A Cemil, indústria de laticínios de Minas Gerais, fez um estudo sobre qual era o maior gargalo entre consumo de energia e insumos gerados em seu parque fabril, localizado em Patos de Minas. A empresa desenvolveu e inscreveu o projeto no Programa Educacional de Eficiência Energética (PEEE) para reduzir o consumo anual de energia no sistema de frios e aumentar a eficiência, com ganho no processo produtivo e na qualidade do produto processado, garantindo assim melhor desempenho da planta industrial. Com esse projeto, a companhia conquistou o primeiro lugar da chamada pública para projetos de eficiência energética, realizada em 2016, promovido pela Companhia Energética de Minas Gerais (Cemig). 

O caminho rumo ao primeiro lugar no PEEE 2016 começou com o diagnóstico energético do sistema de produção de água gelada industrial de sua planta. De acordo com o assessor de Automação Industrial da Cemil, Willer Geraldo Alves, para eliminar os circuitos preferenciais foi realizado um projeto de balanço energético das massas, com a determinação das perdas de carga resultantes de cada ramal de distribuição, verificação dos caminhos existentes dos circuitos de refrigeração, levantamento de dados de campo dos equipamentos de produção de água gelada e consumidores. Deste modo, foi possível determinar as perdas de cargas e curvas de operação das bombas, realizar um balanceamento de massa dos consumidores conforme as necessidades e levantar as quantidades e condições operacionais de simultaneidade das cargas térmicas.

Foto: divulgação

“Foram adicionadas 26 válvulas de controle e balanceamento independente de pressão, sendo 22 com atuadores proporcional, que permitiram o balanceamento estático e dinâmico do processo na entrada de cada consumidor, com limitação de fluxo automático e controle de pressão diferencial.
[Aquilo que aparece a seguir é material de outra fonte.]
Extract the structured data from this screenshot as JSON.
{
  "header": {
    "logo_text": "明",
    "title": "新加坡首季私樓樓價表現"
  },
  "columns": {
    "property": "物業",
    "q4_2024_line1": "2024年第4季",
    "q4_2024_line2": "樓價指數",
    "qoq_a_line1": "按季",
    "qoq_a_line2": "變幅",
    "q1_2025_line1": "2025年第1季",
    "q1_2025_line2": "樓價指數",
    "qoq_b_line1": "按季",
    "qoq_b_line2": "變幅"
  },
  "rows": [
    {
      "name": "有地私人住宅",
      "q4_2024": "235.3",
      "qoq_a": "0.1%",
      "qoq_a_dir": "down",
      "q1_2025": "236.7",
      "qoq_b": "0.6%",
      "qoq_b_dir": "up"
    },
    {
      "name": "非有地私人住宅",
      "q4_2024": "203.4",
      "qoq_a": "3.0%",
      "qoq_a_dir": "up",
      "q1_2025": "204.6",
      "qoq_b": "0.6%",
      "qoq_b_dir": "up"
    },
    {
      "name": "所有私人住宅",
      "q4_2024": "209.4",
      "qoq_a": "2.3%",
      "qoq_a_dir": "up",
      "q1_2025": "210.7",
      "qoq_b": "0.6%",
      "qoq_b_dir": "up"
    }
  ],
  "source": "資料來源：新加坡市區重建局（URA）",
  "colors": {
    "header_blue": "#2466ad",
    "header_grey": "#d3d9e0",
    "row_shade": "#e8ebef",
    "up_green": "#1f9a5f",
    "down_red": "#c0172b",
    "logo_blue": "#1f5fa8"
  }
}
Dessa forma, é possível garantir que cada consumidor receberá a vazão e a pressão necessárias em diversas condições de carga térmica”, disse Alves.
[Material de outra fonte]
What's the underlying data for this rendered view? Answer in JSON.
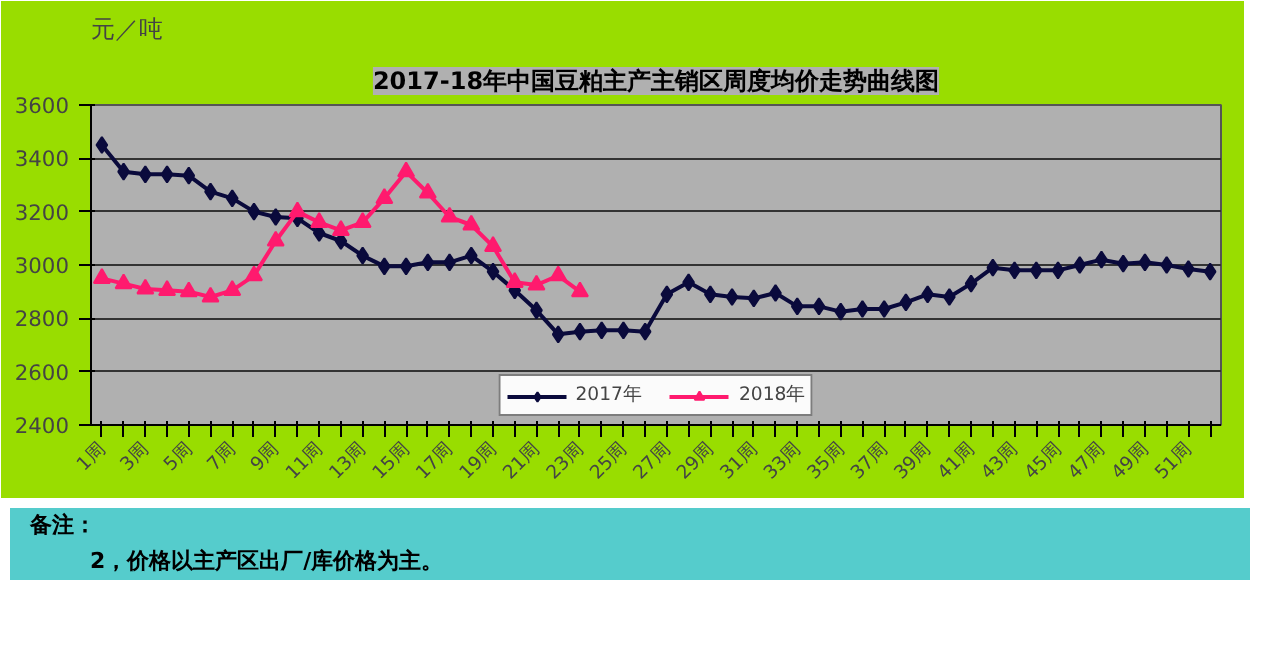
{
  "chart_data": {
    "type": "line",
    "title": "2017-18年中国豆粕主产主销区周度均价走势曲线图",
    "ylabel": "元／吨",
    "categories": [
      "1周",
      null,
      "3周",
      null,
      "5周",
      null,
      "7周",
      null,
      "9周",
      null,
      "11周",
      null,
      "13周",
      null,
      "15周",
      null,
      "17周",
      null,
      "19周",
      null,
      "21周",
      null,
      "23周",
      null,
      "25周",
      null,
      "27周",
      null,
      "29周",
      null,
      "31周",
      null,
      "33周",
      null,
      "35周",
      null,
      "37周",
      null,
      "39周",
      null,
      "41周",
      null,
      "43周",
      null,
      "45周",
      null,
      "47周",
      null,
      "49周",
      null,
      "51周",
      null
    ],
    "series": [
      {
        "name": "2017年",
        "color": "#0a0a3c",
        "marker": "diamond",
        "values": [
          3450,
          3350,
          3340,
          3340,
          3335,
          3275,
          3250,
          3200,
          3180,
          3175,
          3120,
          3090,
          3035,
          2995,
          2995,
          3010,
          3010,
          3035,
          2975,
          2905,
          2830,
          2740,
          2750,
          2755,
          2755,
          2750,
          2890,
          2935,
          2890,
          2880,
          2875,
          2895,
          2845,
          2845,
          2825,
          2835,
          2835,
          2860,
          2890,
          2880,
          2930,
          2990,
          2980,
          2980,
          2980,
          3000,
          3020,
          3005,
          3010,
          3000,
          2985,
          2975
        ]
      },
      {
        "name": "2018年",
        "color": "#ff1a6e",
        "marker": "triangle",
        "values": [
          2950,
          2930,
          2910,
          2905,
          2900,
          2880,
          2905,
          2960,
          3090,
          3200,
          3160,
          3130,
          3160,
          3250,
          3350,
          3270,
          3180,
          3150,
          3070,
          2935,
          2925,
          2960,
          2900,
          null,
          null,
          null,
          null,
          null,
          null,
          null,
          null,
          null,
          null,
          null,
          null,
          null,
          null,
          null,
          null,
          null,
          null,
          null,
          null,
          null,
          null,
          null,
          null,
          null,
          null,
          null,
          null,
          null
        ]
      }
    ],
    "ylim": [
      2400,
      3600
    ],
    "yticks": [
      2400,
      2600,
      2800,
      3000,
      3200,
      3400,
      3600
    ],
    "grid": "y",
    "legend": "bottom",
    "line_style": "solid",
    "annotations": [
      "备注：",
      "2，价格以主产区出厂/库价格为主。"
    ]
  }
}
Com a adoção das válvulas AB-QMs e a consequente eliminação dos circuitos preferenciais, a Cemil diminuiu as perdas de tempo na produção e a demanda de carga térmica a ser produzida pelos chillers. “O projeto de balanço energético das massas demonstrou que o sistema existente estava utilizando cerca de 30% a mais de vazão d´água que o necessário”, acrescenta Alves.

Além das válvulas, a Cemil instalou cinco conversores de frequência para o acionamento de ventiladores das torres de resfriamento. Deste modo, os ventiladores têm o ajuste de velocidade em função da temperatura da caixa d’água da torre. “Um estudo de caso realizado na Cemil demonstrou que a modulação da velocidade de ventiladores de torre de resfriamento em função da temperatura da água pode chegar a uma economia de 47%”, explica o assessor de Automação da Cemil.
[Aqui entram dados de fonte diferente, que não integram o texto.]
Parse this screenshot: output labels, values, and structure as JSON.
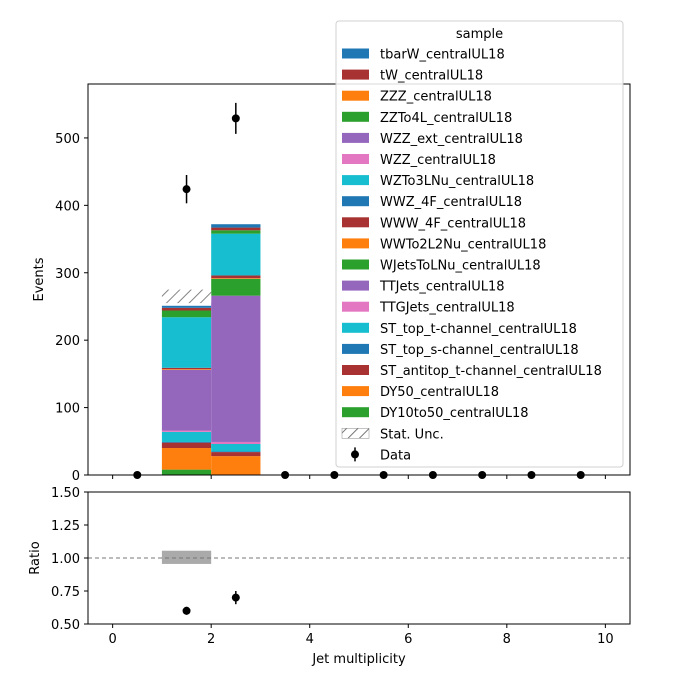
{
  "chart_data": [
    {
      "type": "bar",
      "stacked": true,
      "xlabel": "",
      "ylabel": "Events",
      "xlim": [
        -0.5,
        10.5
      ],
      "ylim": [
        0,
        580
      ],
      "x_bins": [
        [
          1,
          2
        ],
        [
          2,
          3
        ]
      ],
      "series": [
        {
          "name": "DY10to50_centralUL18",
          "color": "#2ca02c",
          "values": [
            8,
            0
          ]
        },
        {
          "name": "DY50_centralUL18",
          "color": "#ff7f0e",
          "values": [
            32,
            28
          ]
        },
        {
          "name": "ST_antitop_t-channel_centralUL18",
          "color": "#a83232",
          "values": [
            8,
            6
          ]
        },
        {
          "name": "ST_top_s-channel_centralUL18",
          "color": "#1f77b4",
          "values": [
            1,
            1
          ]
        },
        {
          "name": "ST_top_t-channel_centralUL18",
          "color": "#17becf",
          "values": [
            15,
            11
          ]
        },
        {
          "name": "TTGJets_centralUL18",
          "color": "#e377c2",
          "values": [
            2,
            3
          ]
        },
        {
          "name": "TTJets_centralUL18",
          "color": "#9467bd",
          "values": [
            90,
            217
          ]
        },
        {
          "name": "WJetsToLNu_centralUL18",
          "color": "#2ca02c",
          "values": [
            0,
            25
          ]
        },
        {
          "name": "WWTo2L2Nu_centralUL18",
          "color": "#ff7f0e",
          "values": [
            1,
            1
          ]
        },
        {
          "name": "WWW_4F_centralUL18",
          "color": "#a83232",
          "values": [
            2,
            4
          ]
        },
        {
          "name": "WWZ_4F_centralUL18",
          "color": "#1f77b4",
          "values": [
            0,
            0
          ]
        },
        {
          "name": "WZTo3LNu_centralUL18",
          "color": "#17becf",
          "values": [
            75,
            62
          ]
        },
        {
          "name": "WZZ_centralUL18",
          "color": "#e377c2",
          "values": [
            0,
            0
          ]
        },
        {
          "name": "WZZ_ext_centralUL18",
          "color": "#9467bd",
          "values": [
            0,
            0
          ]
        },
        {
          "name": "ZZTo4L_centralUL18",
          "color": "#2ca02c",
          "values": [
            10,
            5
          ]
        },
        {
          "name": "ZZZ_centralUL18",
          "color": "#ff7f0e",
          "values": [
            0,
            0
          ]
        },
        {
          "name": "tW_centralUL18",
          "color": "#a83232",
          "values": [
            4,
            4
          ]
        },
        {
          "name": "tbarW_centralUL18",
          "color": "#1f77b4",
          "values": [
            3,
            5
          ]
        }
      ],
      "stat_unc": {
        "name": "Stat. Unc.",
        "bins": [
          [
            1,
            2
          ]
        ],
        "low": [
          255
        ],
        "high": [
          275
        ]
      },
      "data": {
        "name": "Data",
        "x": [
          0.5,
          1.5,
          2.5,
          3.5,
          4.5,
          5.5,
          6.5,
          7.5,
          8.5,
          9.5
        ],
        "y": [
          0,
          424,
          529,
          0,
          0,
          0,
          0,
          0,
          0,
          0
        ],
        "yerr": [
          0,
          21,
          23,
          0,
          0,
          0,
          0,
          0,
          0,
          0
        ]
      },
      "yticks": [
        "0",
        "100",
        "200",
        "300",
        "400",
        "500"
      ],
      "legend": {
        "title": "sample",
        "placement": "top-right"
      },
      "grid": false
    },
    {
      "type": "scatter",
      "xlabel": "Jet multiplicity",
      "ylabel": "Ratio",
      "xlim": [
        -0.5,
        10.5
      ],
      "ylim": [
        0.5,
        1.5
      ],
      "reference_line": 1.0,
      "unc_band": {
        "x0": 1,
        "x1": 2,
        "low": 0.955,
        "high": 1.055
      },
      "points": {
        "x": [
          1.5,
          2.5
        ],
        "y": [
          0.6,
          0.7
        ],
        "yerr": [
          0.03,
          0.05
        ]
      },
      "xticks": [
        "0",
        "2",
        "4",
        "6",
        "8",
        "10"
      ],
      "yticks": [
        "0.50",
        "0.75",
        "1.00",
        "1.25",
        "1.50"
      ],
      "grid": false
    }
  ]
}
Com essas ações, a empresa otimizou o Coeficiente de Performance (COP) dos compressores em 30%, aumentou em 15% a capacidade de produção frigorífica, reduziu em 25% o consumo de energia no sistema de frios – que representa 7% da demanda total da fábrica. Além disso, a indústria diminuiu os riscos de vazamento devido à redução de 87% do reservatório de amônia, bem como ganhou em confiabilidade, controle do sistema e qualidade no processamento dos produtos.